The court heard that downloads were also found on the teenager's devices for weapons handbooks. Ms Wilson, prosecuting, said: "In essence, all of these documents are lengthy, difficult to obtain, detailed descriptions of how to make bombs."

She also described numerous social media posts which were antisemitic, racist, transphobic, homophobic and reflected an incel ideology. Gerard Pitt, defending, said the boy was introduced to a far-right community online after he began playing video game Fortnite, where he could speak to fellow gamers in virtual "hangouts".

Mr Pitt said: "He found it much easier to form relationships with people in these Fortnite hangouts and subsequently on Twitter than he did in real life, because of his autism."

He said the boy also followed some online personalities who were "professional trolls" and would have conversations involving "appalling abuse" on secretive online forums. Mr Pitt told the court: "They were trying to outdo one another, to be the most offensive they could be."

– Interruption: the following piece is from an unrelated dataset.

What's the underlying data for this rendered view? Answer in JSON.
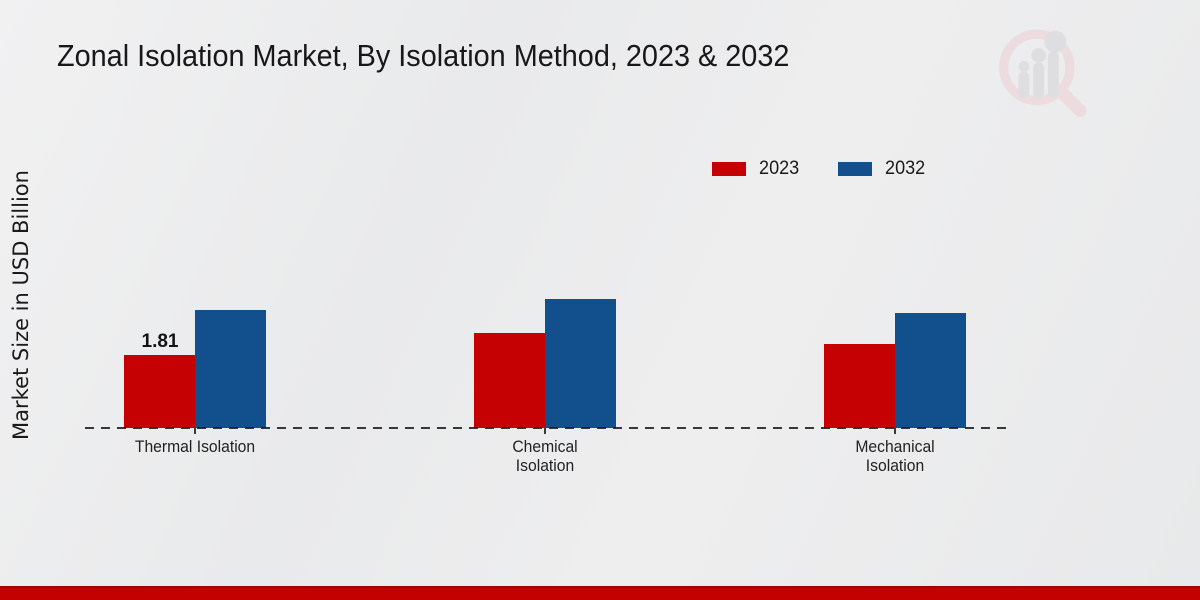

Mr Pitt said the boy began "making his own content" in 2020 and would screenshot messages, documents and Google searches. But, he said there was no evidence the boy had actually tried to build a bomb or search for the ingredients to do so.

The court heard the boy pleaded guilty at an earlier hearing to possessing a document containing information useful to terrorism, two counts of racial hatred - distributing a visual/sound recording, three counts of publishing material to stir up racial hatred and one count of sending by a public communication network an offensive/indecent/obscene/menacing message.

Mr Pitt told the court the boy, who had possessed a "very large library" of far-right material, said he no longer held the same views after time away from the online community. Sentencing, chief magistrate Paul Goldspring said: "Virtually every minority group that exists you had something derogatory to say about.

"I have been doing this job as a judge for 12 years and I have been involved in the criminal justice system for 23 years and this is some of the most appalling behaviour by a young person I have seen in terms of the comments you made, the views you expressed. They are, and should rightly be, abhorred by everyone."

Mr Goldspring told the boy: "It is the scale, scope and nature of your hatred for fellow men and women. In fact my heart sank when I read the case papers for the first time."

However, Mr Goldspring said he believed imposing a custodial term would be inappropriate and could undo rehabilitative steps which had been made. Handing him a 12-month referral order, he said: "I'm of the view, albeit I struggled greatly with making the decision, that a non-custodial sentence would be in the public interest."